Room-Across-Room (RxR) is the first multilingual dataset for Vision-and-Language Navigation (VLN). It contains 126,069 human-annotated navigation instructions in three typologically diverse languages — English, Hindi and Telugu. Each instruction describes a path through a photorealistic simulator populated with indoor environments from the Matterport3D dataset, which includes 3D captures of homes, offices and public buildings.
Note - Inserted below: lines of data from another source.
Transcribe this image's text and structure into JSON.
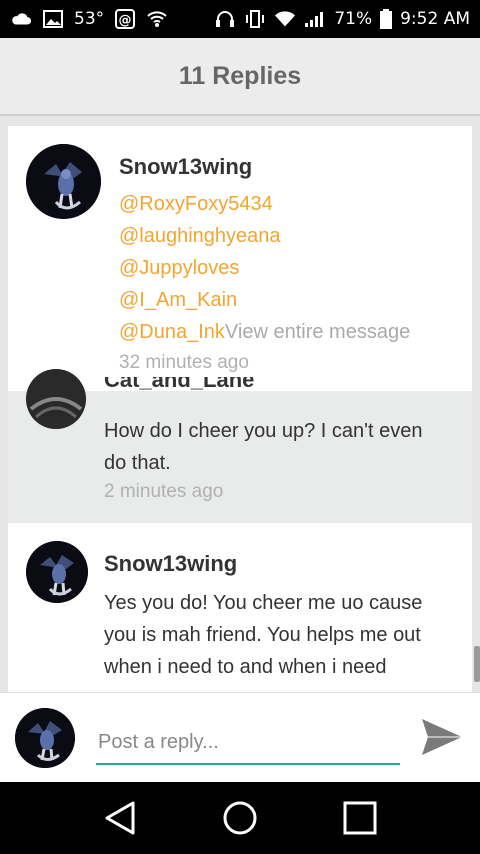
{
  "status_bar": {
    "temperature": "53°",
    "battery_percent": "71%",
    "time": "9:52 AM"
  },
  "header": {
    "title": "11 Replies"
  },
  "messages": [
    {
      "author": "Snow13wing",
      "mentions": [
        "@RoxyFoxy5434",
        "@laughinghyeana",
        "@Juppyloves",
        "@I_Am_Kain"
      ],
      "last_mention": "@Duna_Ink",
      "more_link": "View entire message",
      "time": "32 minutes ago"
    },
    {
      "author": "Cat_and_Lane",
      "body_line1": "How do I cheer you up? I can't even",
      "body_line2": "do that.",
      "time": "2 minutes ago"
    },
    {
      "author": "Snow13wing",
      "body_line1": "Yes you do! You cheer me uo cause",
      "body_line2": "you is mah friend. You helps me out",
      "body_line3": "when i need to and when i need"
    }
  ],
  "reply": {
    "placeholder": "Post a reply..."
  },
  "colors": {
    "mention": "#f2a531",
    "accent": "#27a6a0",
    "title": "#666666"
  }
}
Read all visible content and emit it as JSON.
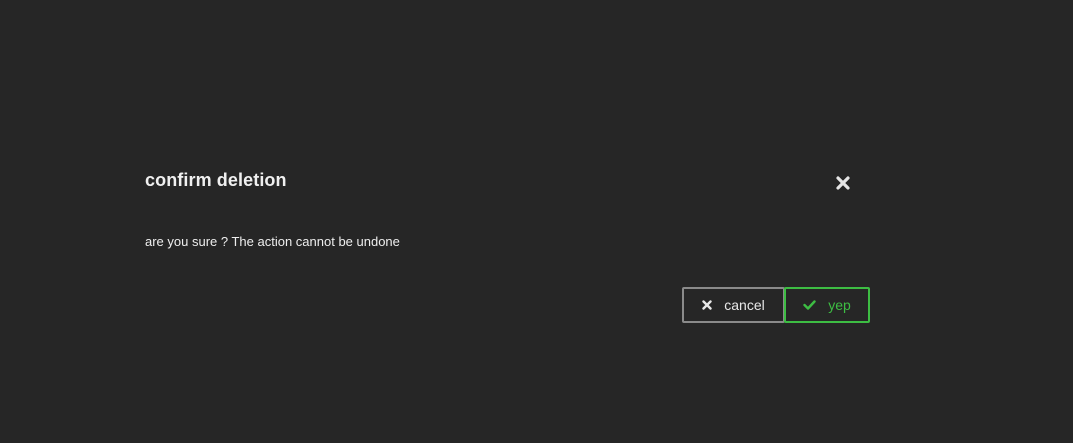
{
  "dialog": {
    "title": "confirm deletion",
    "message": "are you sure ? The action cannot be undone",
    "close_icon": "close-icon",
    "cancel_label": "cancel",
    "cancel_icon": "x-icon",
    "confirm_label": "yep",
    "confirm_icon": "check-icon"
  },
  "colors": {
    "background": "#262626",
    "text": "#f0f0f0",
    "cancel_border": "#8a8a8a",
    "confirm_accent": "#3dbd43"
  }
}
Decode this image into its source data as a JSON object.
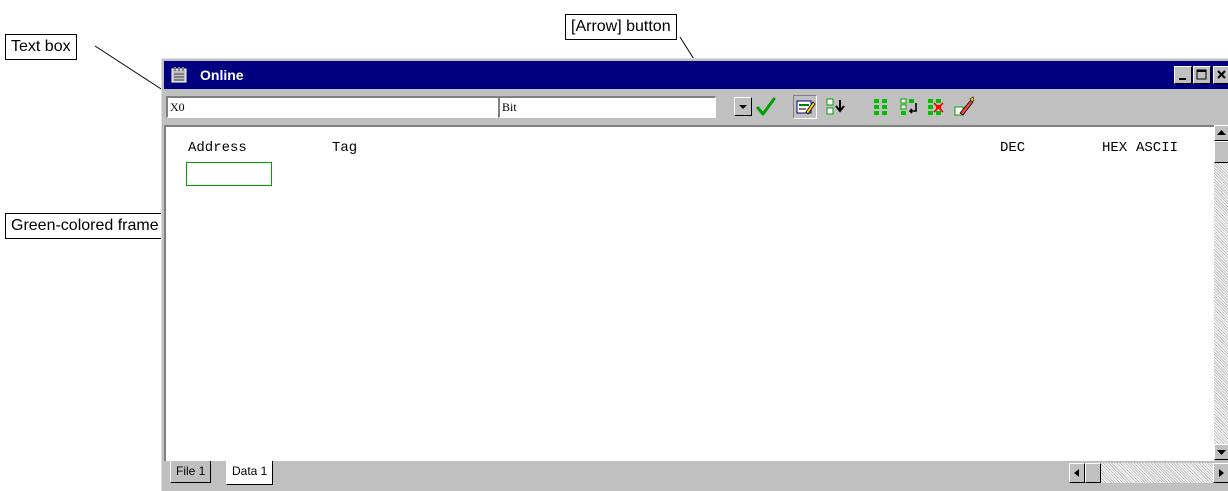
{
  "callouts": {
    "text_box": "Text box",
    "arrow_button": "[Arrow] button",
    "green_frame": "Green-colored frame"
  },
  "window": {
    "title": "Online"
  },
  "toolbar": {
    "address_value": "X0",
    "type_value": "Bit"
  },
  "table": {
    "headers": {
      "address": "Address",
      "tag": "Tag",
      "dec": "DEC",
      "hex": "HEX",
      "ascii": "ASCII"
    }
  },
  "tabs": [
    {
      "label": "File 1"
    },
    {
      "label": "Data 1"
    }
  ],
  "colors": {
    "titlebar": "#000080",
    "frame_green": "#00a000",
    "face": "#c0c0c0"
  }
}
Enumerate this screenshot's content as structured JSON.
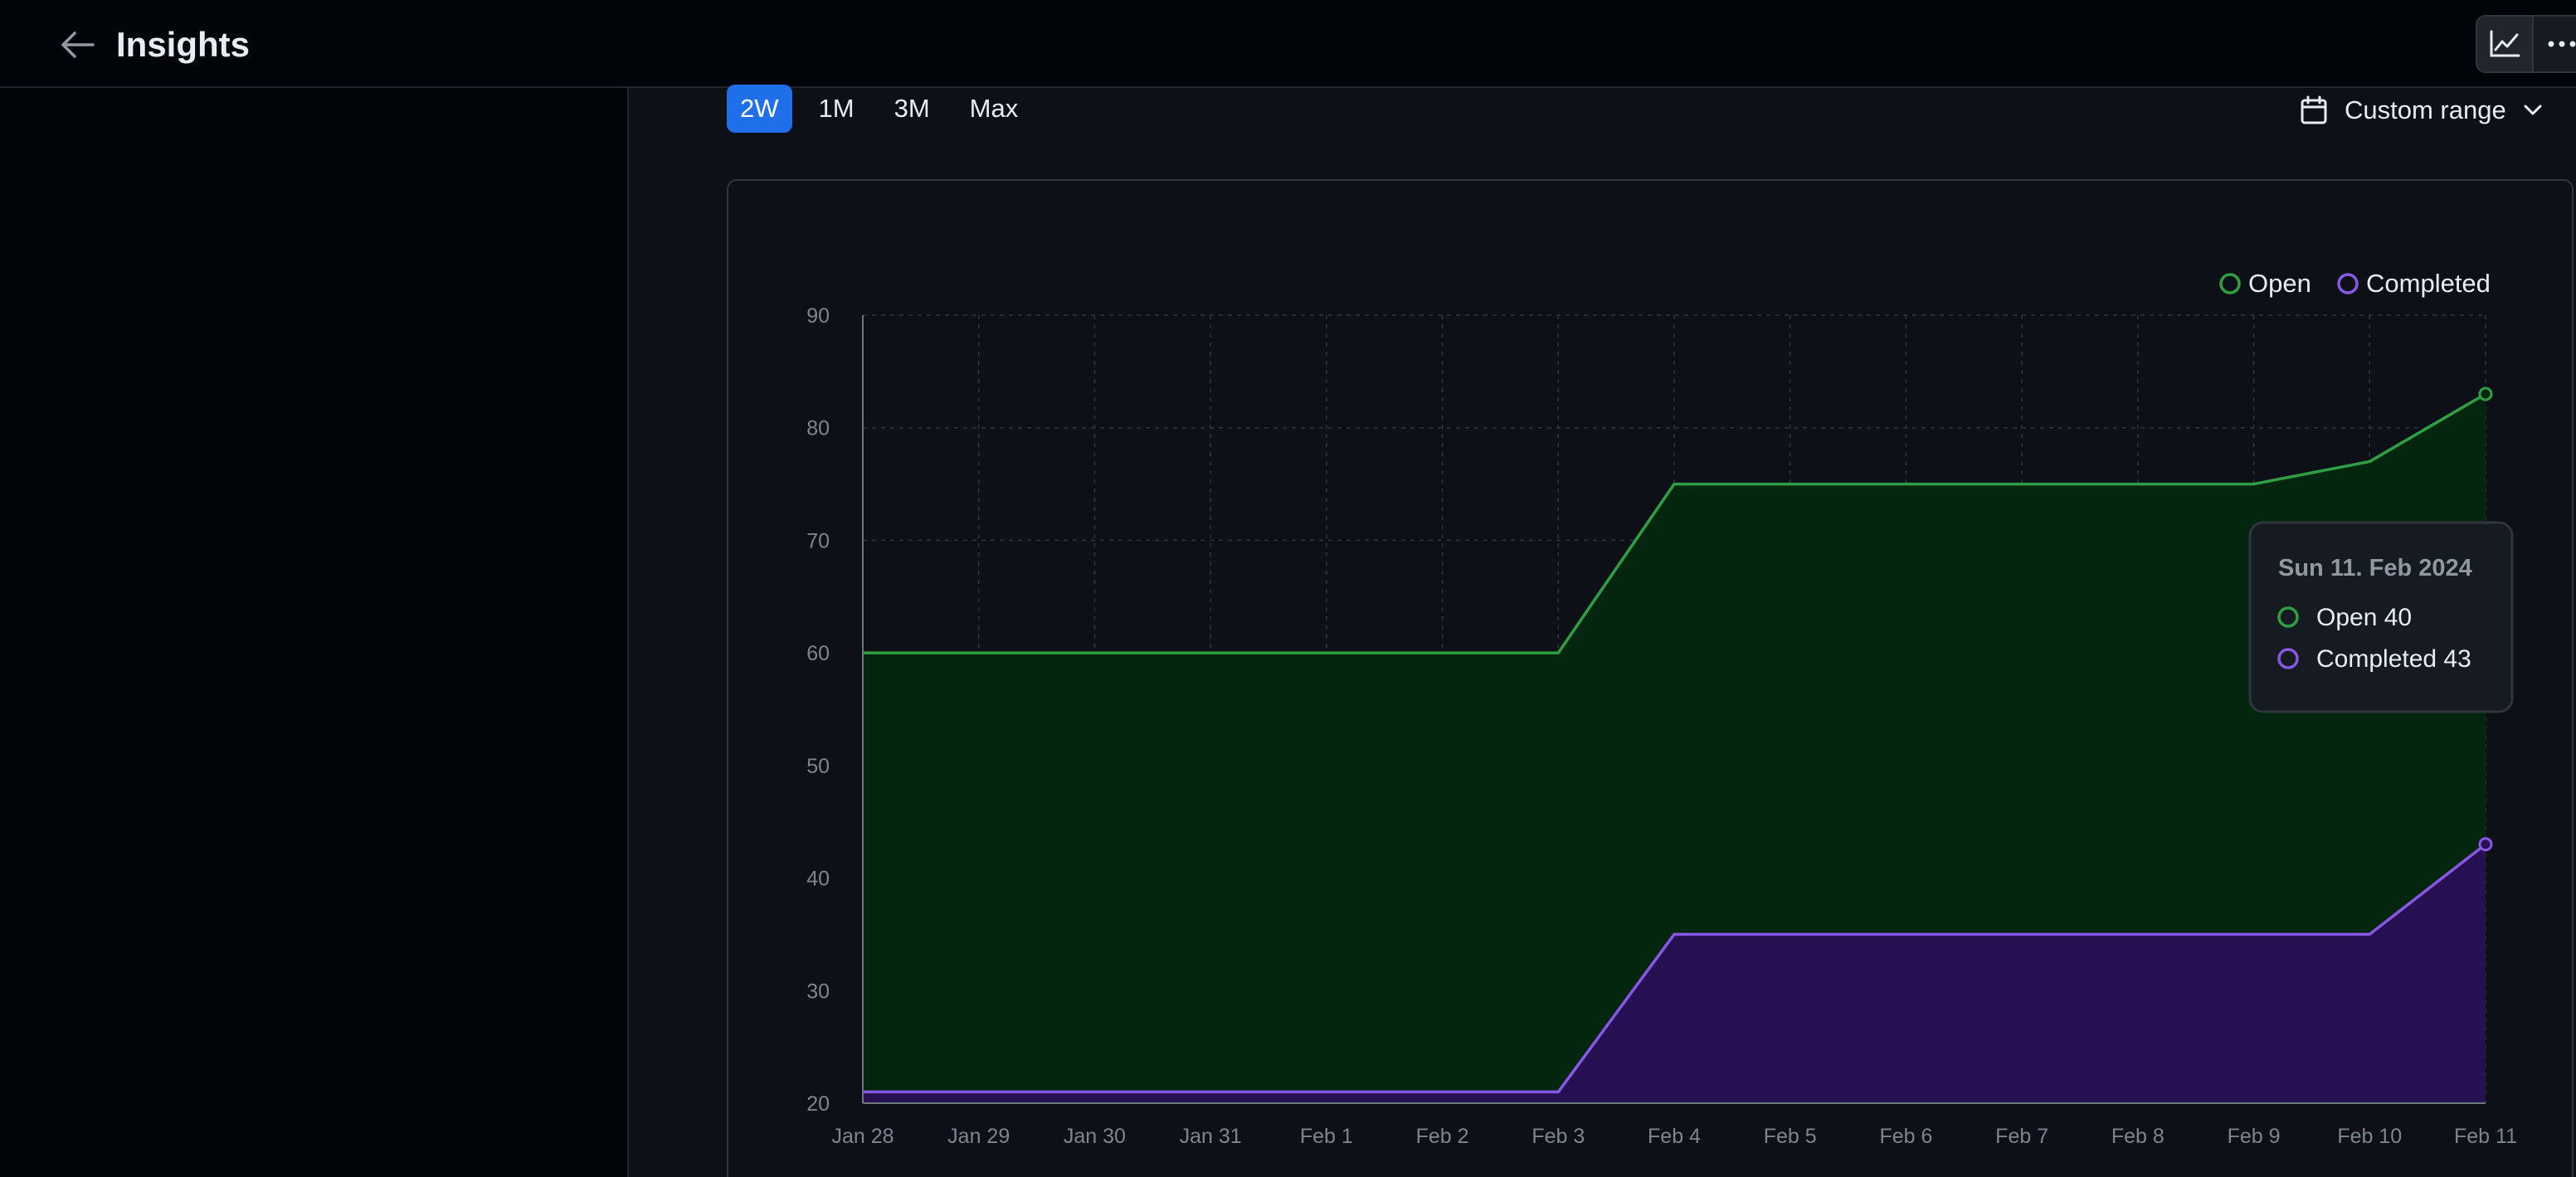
{
  "header": {
    "title": "Insights",
    "back_icon": "arrow-left-icon",
    "tool_icons": [
      "line-chart-icon",
      "kebab-horizontal-icon"
    ]
  },
  "range_tabs": [
    {
      "label": "2W",
      "active": true
    },
    {
      "label": "1M",
      "active": false
    },
    {
      "label": "3M",
      "active": false
    },
    {
      "label": "Max",
      "active": false
    }
  ],
  "custom_range": {
    "label": "Custom range",
    "icon": "calendar-icon",
    "chevron": "chevron-down-icon"
  },
  "colors": {
    "open": "#2ea043",
    "open_fill": "#04260f",
    "completed": "#8957e5",
    "completed_fill": "#271052",
    "accent": "#1f6feb"
  },
  "chart_data": {
    "type": "area",
    "categories": [
      "Jan 28",
      "Jan 29",
      "Jan 30",
      "Jan 31",
      "Feb 1",
      "Feb 2",
      "Feb 3",
      "Feb 4",
      "Feb 5",
      "Feb 6",
      "Feb 7",
      "Feb 8",
      "Feb 9",
      "Feb 10",
      "Feb 11"
    ],
    "series": [
      {
        "name": "Open",
        "values": [
          60,
          60,
          60,
          60,
          60,
          60,
          60,
          75,
          75,
          75,
          75,
          75,
          75,
          77,
          83
        ]
      },
      {
        "name": "Completed",
        "values": [
          21,
          21,
          21,
          21,
          21,
          21,
          21,
          35,
          35,
          35,
          35,
          35,
          35,
          35,
          43
        ]
      }
    ],
    "ylim": [
      20,
      90
    ],
    "yticks": [
      20,
      30,
      40,
      50,
      60,
      70,
      80,
      90
    ],
    "grid": true,
    "legend": "top-right",
    "tooltip": {
      "title": "Sun 11. Feb 2024",
      "rows": [
        {
          "name": "Open",
          "value": "40"
        },
        {
          "name": "Completed",
          "value": "43"
        }
      ]
    }
  }
}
In addition to navigation instructions and paths, RxR also includes a new type of multimodal annotation called a pose trace. Inspired by the mouse traces captured in the Localized Narratives dataset, pose traces provide dense groundings between language, vision and movement in a rich 3D setting. To generate navigation instructions, we ask guide annotators to move along a path in the simulator while narrating the path based on the surroundings. The pose trace is a record of everything the guide sees along the path, time-aligned with the words in the navigation instructions. These traces are then paired with pose traces from follower annotators, who are tasked with following the intended path by listening to the guide’s audio, thereby validating the quality of the navigation instructions. Pose traces implicitly capture notions of landmark selection and visual saliency, and represent a play-by-play account of how to solve the navigation instruction generation task (for guides) and the navigation instruction following task (for followers).
To track progress towards agents that can navigate complex human environments in response to spoken or written commands, we have also launched the RxR Challenge, a competition that encourages the machine learning community to train and evaluate their own instruction following agents on RxR instructions. PanGEA, the annotation tool we developed to collect RxR, is open-sourced on github.